I’m of the mindset that if you’re extremely picky (close-minded) about your food and how it’s served, you shouldn’t be eating at a restaurant. Especially nice ones. If you have well-trained chefs, trust their taste and try what they has to offer. At the same time, I also believe that chefs should have a little bit of flexibility, when it’s reasonable.
For instance, if a dish comes with a meat side, then it’s not unreasonable for a vegetarian patron to request a vegetable side in its place. It won’t ruin a dish’s artistic integrity, it’ll please the patron, and it has the added benefit of saving the restaurant money (a bowl of lightly seasoned steamed broccoli will be cheaper than almost any meat-centric side).
As vegetarians, though, I think we need to be conscious of how we come off when we visit a restaurant.

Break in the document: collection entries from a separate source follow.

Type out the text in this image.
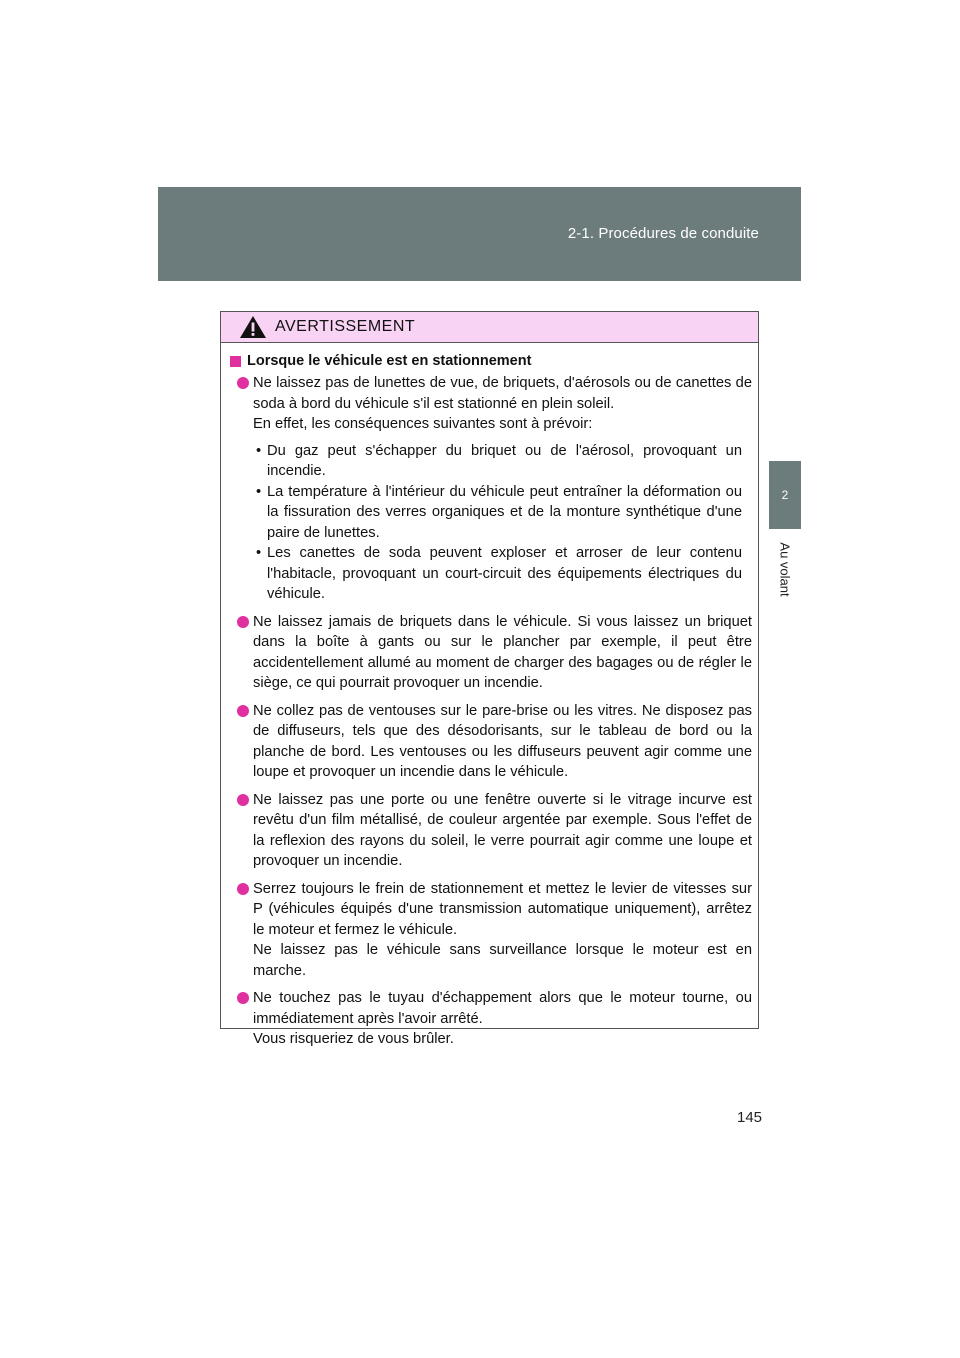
2-1. Procédures de conduite
2
Au volant
AVERTISSEMENT
Lorsque le véhicule est en stationnement
Ne laissez pas de lunettes de vue, de briquets, d'aérosols ou de canettes de soda à bord du véhicule s'il est stationné en plein soleil.
En effet, les conséquences suivantes sont à prévoir:
• Du gaz peut s'échapper du briquet ou de l'aérosol, provoquant un incendie.
• La température à l'intérieur du véhicule peut entraîner la déformation ou la fissuration des verres organiques et de la monture synthétique d'une paire de lunettes.
• Les canettes de soda peuvent exploser et arroser de leur contenu l'habitacle, provoquant un court-circuit des équipements électriques du véhicule.
Ne laissez jamais de briquets dans le véhicule. Si vous laissez un briquet dans la boîte à gants ou sur le plancher par exemple, il peut être accidentellement allumé au moment de charger des bagages ou de régler le siège, ce qui pourrait provoquer un incendie.
Ne collez pas de ventouses sur le pare-brise ou les vitres. Ne disposez pas de diffuseurs, tels que des désodorisants, sur le tableau de bord ou la planche de bord. Les ventouses ou les diffuseurs peuvent agir comme une loupe et provoquer un incendie dans le véhicule.
Ne laissez pas une porte ou une fenêtre ouverte si le vitrage incurve est revêtu d'un film métallisé, de couleur argentée par exemple. Sous l'effet de la reflexion des rayons du soleil, le verre pourrait agir comme une loupe et provoquer un incendie.
Serrez toujours le frein de stationnement et mettez le levier de vitesses sur P (véhicules équipés d'une transmission automatique uniquement), arrêtez le moteur et fermez le véhicule.
Ne laissez pas le véhicule sans surveillance lorsque le moteur est en marche.
Ne touchez pas le tuyau d'échappement alors que le moteur tourne, ou immédiatement après l'avoir arrêté.
Vous risqueriez de vous brûler.
145
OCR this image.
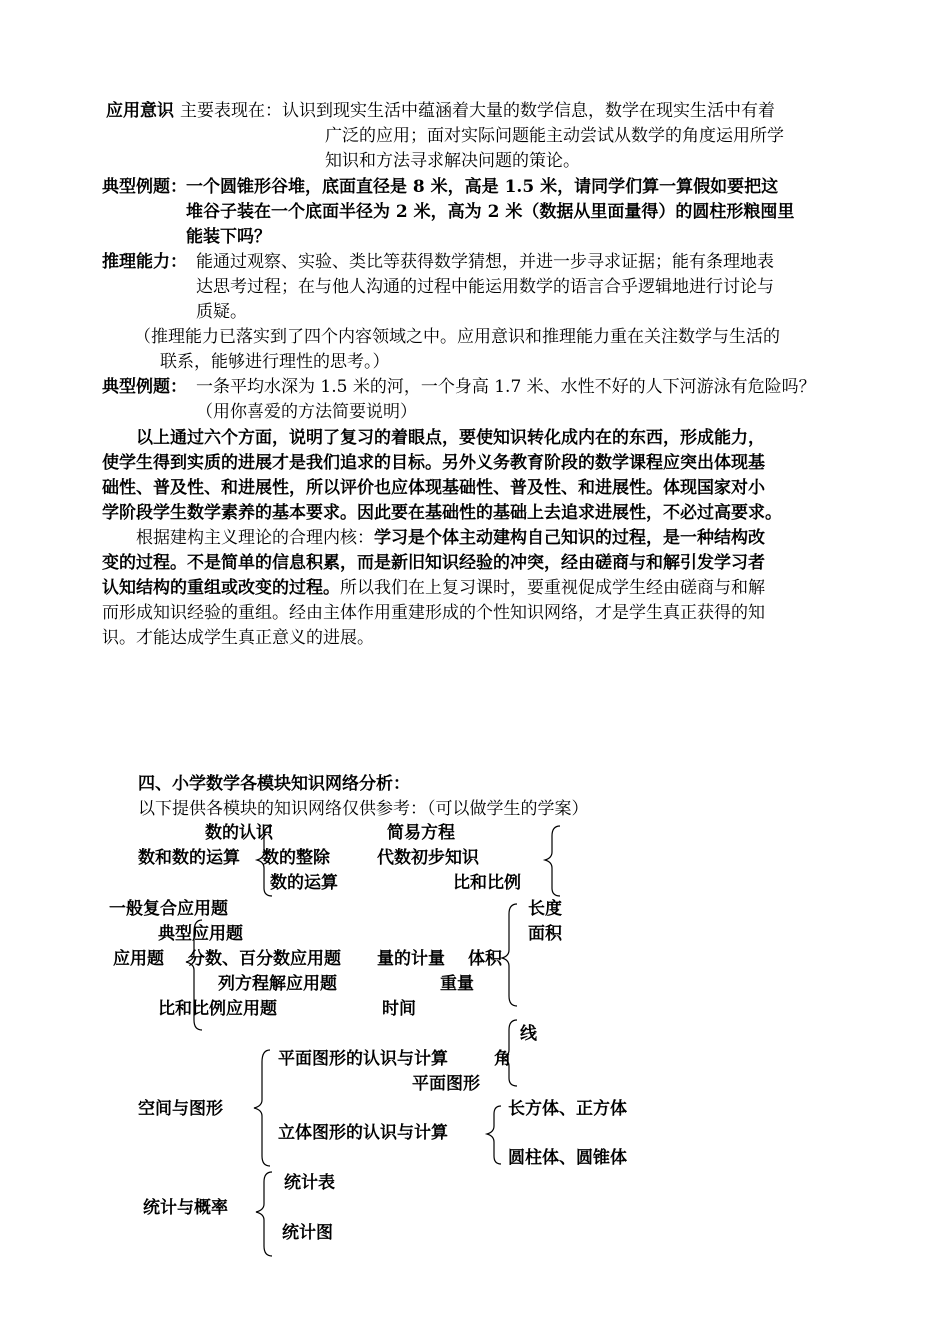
应用意识 主要表现在：认识到现实生活中蕴涵着大量的数学信息，数学在现实生活中有着
广泛的应用；面对实际问题能主动尝试从数学的角度运用所学
知识和方法寻求解决问题的策论。
典型例题： 一个圆锥形谷堆，底面直径是 8 米，高是 1.5 米，请同学们算一算假如要把这
堆谷子装在一个底面半径为 2 米，高为 2 米（数据从里面量得）的圆柱形粮囤里
能装下吗？
推理能力： 能通过观察、实验、类比等获得数学猜想，并进一步寻求证据；能有条理地表
达思考过程；在与他人沟通的过程中能运用数学的语言合乎逻辑地进行讨论与
质疑。
（推理能力已落实到了四个内容领域之中。应用意识和推理能力重在关注数学与生活的
联系，能够进行理性的思考。）
典型例题： 一条平均水深为 1.5 米的河，一个身高 1.7 米、水性不好的人下河游泳有危险吗？
（用你喜爱的方法简要说明）
以上通过六个方面，说明了复习的着眼点，要使知识转化成内在的东西，形成能力，
使学生得到实质的进展才是我们追求的目标。另外义务教育阶段的数学课程应突出体现基
础性、普及性、和进展性，所以评价也应体现基础性、普及性、和进展性。体现国家对小
学阶段学生数学素养的基本要求。因此要在基础性的基础上去追求进展性，不必过高要求。
根据建构主义理论的合理内核：学习是个体主动建构自己知识的过程，是一种结构改
变的过程。不是简单的信息积累，而是新旧知识经验的冲突，经由磋商与和解引发学习者
认知结构的重组或改变的过程。所以我们在上复习课时，要重视促成学生经由磋商与和解
而形成知识经验的重组。经由主体作用重建形成的个性知识网络，才是学生真正获得的知
识。才能达成学生真正意义的进展。
四、小学数学各模块知识网络分析：
以下提供各模块的知识网络仅供参考：（可以做学生的学案）
数的认识	简易方程
数和数的运算 数的整除	代数初步知识
数的运算	比和比例
一般复合应用题	长度
典型应用题	面积
应用题 分数、百分数应用题 量的计量 体积
列方程解应用题	重量
比和比例应用题	时间
线
平面图形的认识与计算	角
平面图形
空间与图形	长方体、正方体
立体图形的认识与计算
圆柱体、圆锥体
统计表
统计与概率
统计图
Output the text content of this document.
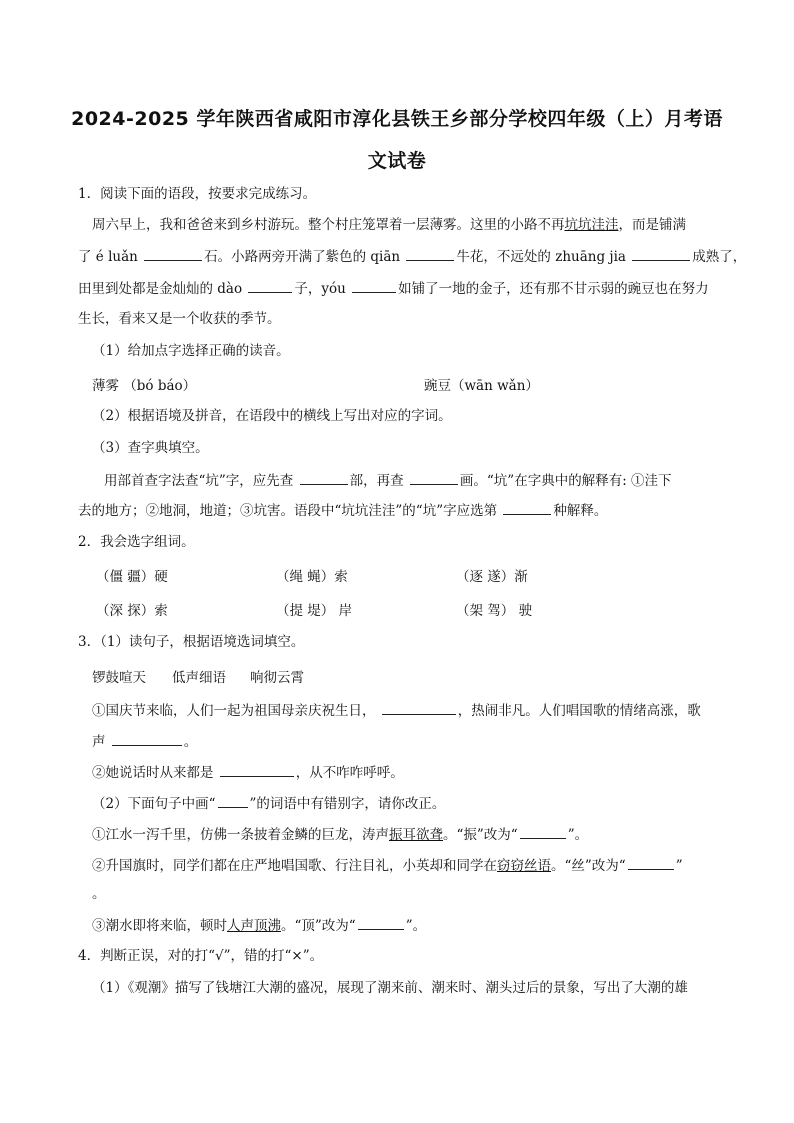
2024-2025 学年陕西省咸阳市淳化县铁王乡部分学校四年级（上）月考语
文试卷
1．阅读下面的语段，按要求完成练习。
周六早上，我和爸爸来到乡村游玩。整个村庄笼罩着一层薄雾。这里的小路不再坑坑洼洼，而是铺满
了 é luǎn	石。小路两旁开满了紫色的 qiān	牛花，不远处的 zhuāng jia	成熟了，
田里到处都是金灿灿的 dào	子，yóu	如铺了一地的金子，还有那不甘示弱的豌豆也在努力
生长，看来又是一个收获的季节。
（1）给加点字选择正确的读音。
薄雾 （bó báo）	豌豆（wān wǎn）
（2）根据语境及拼音，在语段中的横线上写出对应的字词。
（3）查字典填空。
用部首查字法查“坑”字，应先查	部，再查	画。“坑”在字典中的解释有: ①洼下
去的地方；②地洞，地道；③坑害。语段中“坑坑洼洼”的“坑”字应选第	种解释。
2．我会选字组词。
（僵 疆）硬	（绳 蝇）索	（逐 遂）渐
（深 探）索	（提 堤） 岸	（架 驾） 驶
3．（1）读句子，根据语境选词填空。
锣鼓喧天 低声细语 响彻云霄
①国庆节来临，人们一起为祖国母亲庆祝生日，	，热闹非凡。人们唱国歌的情绪高涨，歌
声	。
②她说话时从来都是	，从不咋咋呼呼。
（2）下面句子中画“	”的词语中有错别字，请你改正。
①江水一泻千里，仿佛一条披着金鳞的巨龙，涛声振耳欲聋。“振”改为“	”。
②升国旗时，同学们都在庄严地唱国歌、行注目礼，小英却和同学在窃窃丝语。“丝”改为“	”
。
③潮水即将来临，顿时人声顶沸。“顶”改为“	”。
4．判断正误，对的打“√”，错的打“×”。
（1）《观潮》描写了钱塘江大潮的盛况，展现了潮来前、潮来时、潮头过后的景象，写出了大潮的雄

It’s one thing to ask whether a particular dish is cooked with chicken broth, it’s quite another to ask a chef to replace the chicken broth with vegetable broth, leave out the Worcestershire sauce, and add tofu in place of chicken chunks. I also don’t think it’s reasonable to ask that your meal be cooked on a surface separate from where meat is cooked… again, if you’re worried so much about personal purity or unavoidable traces, you probably shouldn’t be eating at a restaurant that serves meat. Of course, that’s also a compelling argument for supporting vegetarian restaurants… these things aren’t nearly as much of an issue.
Yes, restaurants and businesses in general strive to be customer-centric. However, visits to restaurants are more enjoyable when the customers themselves aren’t too customer-centric. As vegetarians, we’re automatically labeled by many as a hassle not worth dealing with (remember this article where chef Anthony Bourdain referred to vegans as “a persistent irritant to any chef worth a damn”?). It’s in our best interest to be friendly—not confrontational—and flexible without compromising our beliefs.